Süper Lig, 34 hafta 9’ar maçla sürecek en büyük futbol organizasyonumuz. 
Toplam 306 maç oynanacak. 
Yayıncı kuruluş, bu maçların üçer dakikalık özet görüntülerini dakikası 5 bin ABD Doları ila 10 bin ABD Doları arasında anlaşılacak bir ücretle pazarlama hakkına da sahip. 
Kulüplerle yapılan anlaşmadan sonra BeIN Sports geçen yıl özet yayın hakkı kullanan tv kanallarına inanılmaz bir fiyatla adeta ambargo koydu. Sonra yayın anlaşmasındaki sınırların içine dönüp 10 bin dolar sınırına çekildi.
Haydi, hesaba devam edelim: 306 maçın üçer dakikalık özet yayını toplam 918 dakika sürüyor. 
Bu rakam 10 biner dolarla çarpıldığında 9 milyon 180 bin Dolarlık büyüklüğe ulaşıyor. 
Bunun Türkçe karşılığı 52 milyon 509 bin 600 Türk Lirası. 
Geçen yıl farklı bir takas/trampa anlaşması olan “barter” ile özet yayın sağlayan kanallar, bu yıl böyle bir olanaktan da yoksun olarak geçen yıl ödedikleri paranın hemen hemen üç katına şok bir fiyatla karşı karşıya kaldılar.
Bu paranın ödenmesi hemen hemen olanaksız görülüyor. 
O yüzden geçen haftanın açılış maçlarından hiçbir tv kanalı özet yayın yapamadılar. 

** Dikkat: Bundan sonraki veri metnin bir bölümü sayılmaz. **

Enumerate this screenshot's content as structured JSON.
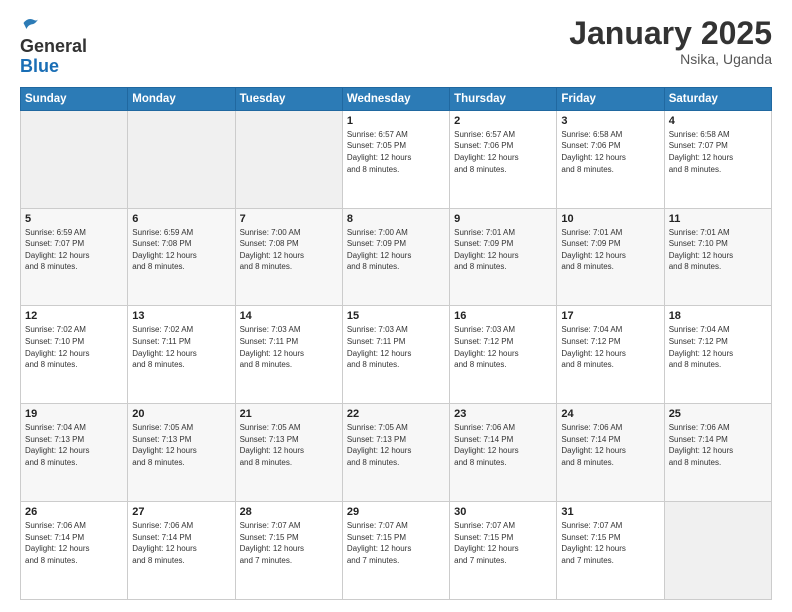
{
  "logo": {
    "line1": "General",
    "line2": "Blue"
  },
  "header": {
    "title": "January 2025",
    "subtitle": "Nsika, Uganda"
  },
  "weekdays": [
    "Sunday",
    "Monday",
    "Tuesday",
    "Wednesday",
    "Thursday",
    "Friday",
    "Saturday"
  ],
  "weeks": [
    [
      {
        "day": "",
        "info": ""
      },
      {
        "day": "",
        "info": ""
      },
      {
        "day": "",
        "info": ""
      },
      {
        "day": "1",
        "info": "Sunrise: 6:57 AM\nSunset: 7:05 PM\nDaylight: 12 hours\nand 8 minutes."
      },
      {
        "day": "2",
        "info": "Sunrise: 6:57 AM\nSunset: 7:06 PM\nDaylight: 12 hours\nand 8 minutes."
      },
      {
        "day": "3",
        "info": "Sunrise: 6:58 AM\nSunset: 7:06 PM\nDaylight: 12 hours\nand 8 minutes."
      },
      {
        "day": "4",
        "info": "Sunrise: 6:58 AM\nSunset: 7:07 PM\nDaylight: 12 hours\nand 8 minutes."
      }
    ],
    [
      {
        "day": "5",
        "info": "Sunrise: 6:59 AM\nSunset: 7:07 PM\nDaylight: 12 hours\nand 8 minutes."
      },
      {
        "day": "6",
        "info": "Sunrise: 6:59 AM\nSunset: 7:08 PM\nDaylight: 12 hours\nand 8 minutes."
      },
      {
        "day": "7",
        "info": "Sunrise: 7:00 AM\nSunset: 7:08 PM\nDaylight: 12 hours\nand 8 minutes."
      },
      {
        "day": "8",
        "info": "Sunrise: 7:00 AM\nSunset: 7:09 PM\nDaylight: 12 hours\nand 8 minutes."
      },
      {
        "day": "9",
        "info": "Sunrise: 7:01 AM\nSunset: 7:09 PM\nDaylight: 12 hours\nand 8 minutes."
      },
      {
        "day": "10",
        "info": "Sunrise: 7:01 AM\nSunset: 7:09 PM\nDaylight: 12 hours\nand 8 minutes."
      },
      {
        "day": "11",
        "info": "Sunrise: 7:01 AM\nSunset: 7:10 PM\nDaylight: 12 hours\nand 8 minutes."
      }
    ],
    [
      {
        "day": "12",
        "info": "Sunrise: 7:02 AM\nSunset: 7:10 PM\nDaylight: 12 hours\nand 8 minutes."
      },
      {
        "day": "13",
        "info": "Sunrise: 7:02 AM\nSunset: 7:11 PM\nDaylight: 12 hours\nand 8 minutes."
      },
      {
        "day": "14",
        "info": "Sunrise: 7:03 AM\nSunset: 7:11 PM\nDaylight: 12 hours\nand 8 minutes."
      },
      {
        "day": "15",
        "info": "Sunrise: 7:03 AM\nSunset: 7:11 PM\nDaylight: 12 hours\nand 8 minutes."
      },
      {
        "day": "16",
        "info": "Sunrise: 7:03 AM\nSunset: 7:12 PM\nDaylight: 12 hours\nand 8 minutes."
      },
      {
        "day": "17",
        "info": "Sunrise: 7:04 AM\nSunset: 7:12 PM\nDaylight: 12 hours\nand 8 minutes."
      },
      {
        "day": "18",
        "info": "Sunrise: 7:04 AM\nSunset: 7:12 PM\nDaylight: 12 hours\nand 8 minutes."
      }
    ],
    [
      {
        "day": "19",
        "info": "Sunrise: 7:04 AM\nSunset: 7:13 PM\nDaylight: 12 hours\nand 8 minutes."
      },
      {
        "day": "20",
        "info": "Sunrise: 7:05 AM\nSunset: 7:13 PM\nDaylight: 12 hours\nand 8 minutes."
      },
      {
        "day": "21",
        "info": "Sunrise: 7:05 AM\nSunset: 7:13 PM\nDaylight: 12 hours\nand 8 minutes."
      },
      {
        "day": "22",
        "info": "Sunrise: 7:05 AM\nSunset: 7:13 PM\nDaylight: 12 hours\nand 8 minutes."
      },
      {
        "day": "23",
        "info": "Sunrise: 7:06 AM\nSunset: 7:14 PM\nDaylight: 12 hours\nand 8 minutes."
      },
      {
        "day": "24",
        "info": "Sunrise: 7:06 AM\nSunset: 7:14 PM\nDaylight: 12 hours\nand 8 minutes."
      },
      {
        "day": "25",
        "info": "Sunrise: 7:06 AM\nSunset: 7:14 PM\nDaylight: 12 hours\nand 8 minutes."
      }
    ],
    [
      {
        "day": "26",
        "info": "Sunrise: 7:06 AM\nSunset: 7:14 PM\nDaylight: 12 hours\nand 8 minutes."
      },
      {
        "day": "27",
        "info": "Sunrise: 7:06 AM\nSunset: 7:14 PM\nDaylight: 12 hours\nand 8 minutes."
      },
      {
        "day": "28",
        "info": "Sunrise: 7:07 AM\nSunset: 7:15 PM\nDaylight: 12 hours\nand 7 minutes."
      },
      {
        "day": "29",
        "info": "Sunrise: 7:07 AM\nSunset: 7:15 PM\nDaylight: 12 hours\nand 7 minutes."
      },
      {
        "day": "30",
        "info": "Sunrise: 7:07 AM\nSunset: 7:15 PM\nDaylight: 12 hours\nand 7 minutes."
      },
      {
        "day": "31",
        "info": "Sunrise: 7:07 AM\nSunset: 7:15 PM\nDaylight: 12 hours\nand 7 minutes."
      },
      {
        "day": "",
        "info": ""
      }
    ]
  ]
}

En başta TRT, BeIN Sports’un pazarlık masasından uzak tutumu nedeniyle futbolsever izleyicilerin alışık olduğu geleneği sürdüremediler.
Ticari anlaşmalarda böyle tıkanıklıklar elbette olabilir. Ancak bir taraftan yükümlü olarak kulüplerden anlayış talep edip indirim sağlayan kuruluşun, bu defa satıcı olarak tersi bir tutum sergilemesi kolay anlaşılacak bir durum değil.
Stratejik bir hamle ile pazarlığı engelleyip süreci uzatıp ilk haftalarda olabildiğince fazla sayıda dekoder satmak, abone sayısını artırmak akla gelebilir. Bunun ne kadar karşılık bulacağı da tartışmalıdır. 
Sorunun daha akil ve anlayışlı bir pazarlıkla çözülmesi gerekiyor.
Milyonlarca futbolseverin beklentisi böyle. Beklentiyi karşılamak da kanallar için o kadar kolay değil. TRT’nin yaklaşımı, kamu yayıncısı olarak vatandaştan kesilen vergilerle bu ücreti ödemenin doğru olmayacağı yönünde. Ticari kanallar da ekonomik koşullardan dolayı yüksek ücret ödemekten uzak duruyorlar.
Galiba yeni bir “dekoder” gerekiyor. 
Tarafları uzlaştıracak, kamu adına racon kesecek bir dekoder. 
Şifre çözücü yerine sorun çözücü bir dekoder!. O marka da belli, değil mi?